Gracias Antonio, gracias Miguel.
Seguimos

A.L.P.V.

José dijo...

La traducción del libro de Houellebecq es pésima, en su edición de Anagrama, por si sirve de algo decirlo(que creo que sí).

Anónimo dijo...

A mi me da un poco la impresión de texto sin corregir, alguien que leyó la versión en holandés primero apunta que su versión en castellano el lenguaje narrativo es torpe y entrecortado.

De cualquier manera veo que la novela intenta abrir demasiados frentes y pocos resuelve con naturalidad. Le veo más virtud como documento sociológico de una determinada sociedad y epoca que como composición literaria. Comparto con Pérez Villén su inclinación por lo "ben trovato"

Anónimo dijo...

Shock art dura lo que dura dura, o sea, lo que dura el shock! Luego se contrae y da risa!

Tremenda entrada!

The Wanderer

SOLosada dijo...

Creo que es necesario aclarar que no soy Miguel, ni su prima, pero si su seguidora,y
amiga...coincidencias de la vida.
Me apeteció responder a ese ¿hay alguien?, compartir mis impresiones como estudiosa y observadora de mis propias vivencias y de las opiniones de los expertos.
Me inclino por esa armonía entre lo que uno quiere decir y cómo lo cuenta(no siempre se consigue,a veces falta sinceridad incluso con uno mismo)... Pero esto es sólo una percepción personal y temporal de alguien que escucha atentamente.
Gracias A.L.P.V

Juan-Ramón Barbancho dijo...

Efectivamente querido Ángel Luis. Continente y contenido han de ir a la par. El continente debe ser eso, un buen "cajón" donde el contenido respire a gusto y se pueda leer lo que nos propone. Lo que ocurre, como bien apuntas, es que en la últimas décadas ha primado el continente sobre el contenido: la técnica sobre el mensaje y, como ya denunciaba McLuhan hace mucho tiempo, el medio no puede ser el mensaje. Se ha primado un arte como metalenguaje, una pintura que sólo habla de sí misma, puro formalismo que sólo interesa si se mira a un espejo.

Pero éste ya se ha convertido en un espejo de barraca que deforma y sólo produce hilaridad. El arte, y especialmente la pintura, se ha vaciado de contenido de tal manera que ha caído en lo que siempre ha detestado: en un objeto de decoración para que un coleccionismo semianalfabeto lo muestre en sus salones, pero sin preocupar, sin que les haga pensar demasiado, que no les plantee problemas.
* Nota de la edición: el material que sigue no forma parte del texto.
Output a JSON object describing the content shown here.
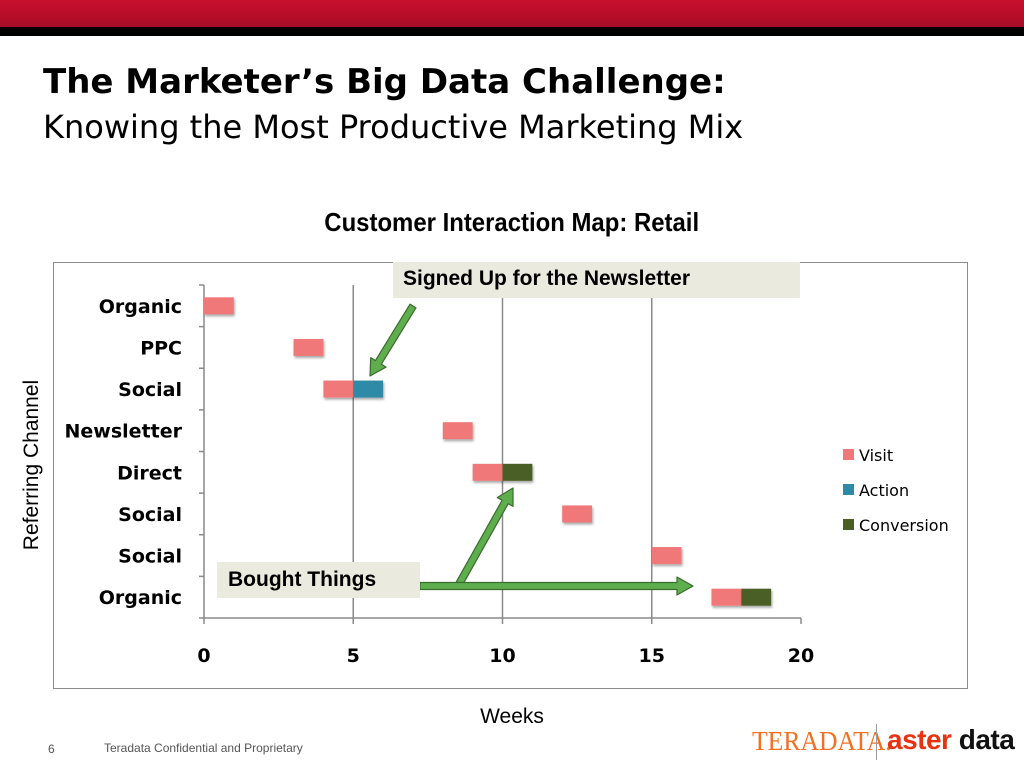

Y a esta situación hemos llegado, a una creación que muy poco, o nada, tiene que ver con la sociedad, mientras nos quejamos de que a la sociedad no le interesa el arte, o peor aún, a exigir dinero público para la cultura, dinero del público. Cuando decimos que a la gente de la calle no le interesa el arte yo cambiaría el orden de la frase: ¿le interesa al arte lo que le ocurre a la gente de la calle?

anartista dijo...

Qué aburrido sería el Arte si sólo se ocupara de lo que le ocurre a la gente de la calle

Anónimo dijo...

Lo curioso es que ese debate no estaba en el primer arte revolucionario, el de David y la revolución francesa. Allí el tema y cómo se representaba era tan revolucionario como la manera de pintarlo. Desviarse de ese camino es como cortarse una de las dos piernas. Lo cuenta maravillosamente Thomas Crow en Historia critica del arte del siglo XIX.